Loss of a proteostatic checkpoint in intestinal stem cells contributes to age-related epithelial dysfunction

• Published in: Nature communications Vol. 10; no. 1; p. 1050
• Main Authors: Rodriguez-Fernandez, Imilce A, Qi, Yanyan, Jasper, Heinrich
• Format: Journal Article
• Language: English
• Published: England Nature Publishing Group 05.03.2019; Nature Publishing Group UK; Nature Portfolio
• Subjects: Aging; Aging - physiology; Animals; Animals, Genetically Modified; Cell cycle; Cell Cycle Checkpoints - physiology; Drosophila; Drosophila melanogaster; Drosophila Proteins - metabolism; Epithelial Cells - physiology; Epithelium - physiology; Female; Homeostasis; Intestinal Mucosa - cytology; Intestinal Mucosa - physiology; Intestine; Life span; Longevity; Nuclear Proteins - metabolism; Overexpression; Proteins; Proteolysis; Proteostasis - physiology; Repressor Proteins - metabolism; Stem cells; Stem Cells - physiology; Transcription activation
• ISSN: 2041-1723; 2041-1723
• DOI: 10.1038/s41467-019-08982-9

A decline in protein homeostasis (proteostasis) has been proposed as a hallmark of aging.

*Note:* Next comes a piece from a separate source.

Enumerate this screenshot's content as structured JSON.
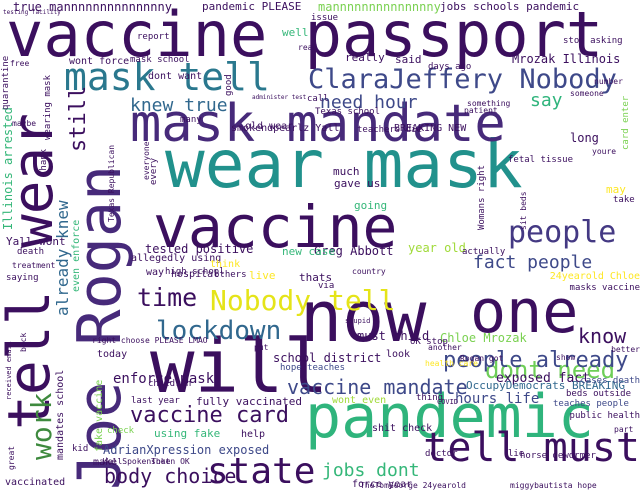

Somatic stem cells (SCs) uniquely maintain their proteostatic capacity through mechanisms that remain incompletely understood. Here, we describe and characterize a 'proteostatic checkpoint' in Drosophila intestinal SCs (ISCs). Following a breakdown of proteostasis, ISCs coordinate cell cycle arrest with protein aggregate clearance by Atg8-mediated activation of the Nrf2-like transcription factor cap-n-collar C (CncC). CncC induces the cell cycle inhibitor Dacapo and proteolytic genes. The capacity to engage this checkpoint is lost in ISCs from aging flies, and we show that it can be restored by treating flies with an Nrf2 activator, or by over-expression of CncC or Atg8a. This limits age-related intestinal barrier dysfunction and can result in lifespan extension. Our findings identify a new mechanism by which somatic SCs preserve proteostasis, and highlight potential intervention strategies to maintain regenerative homeostasis.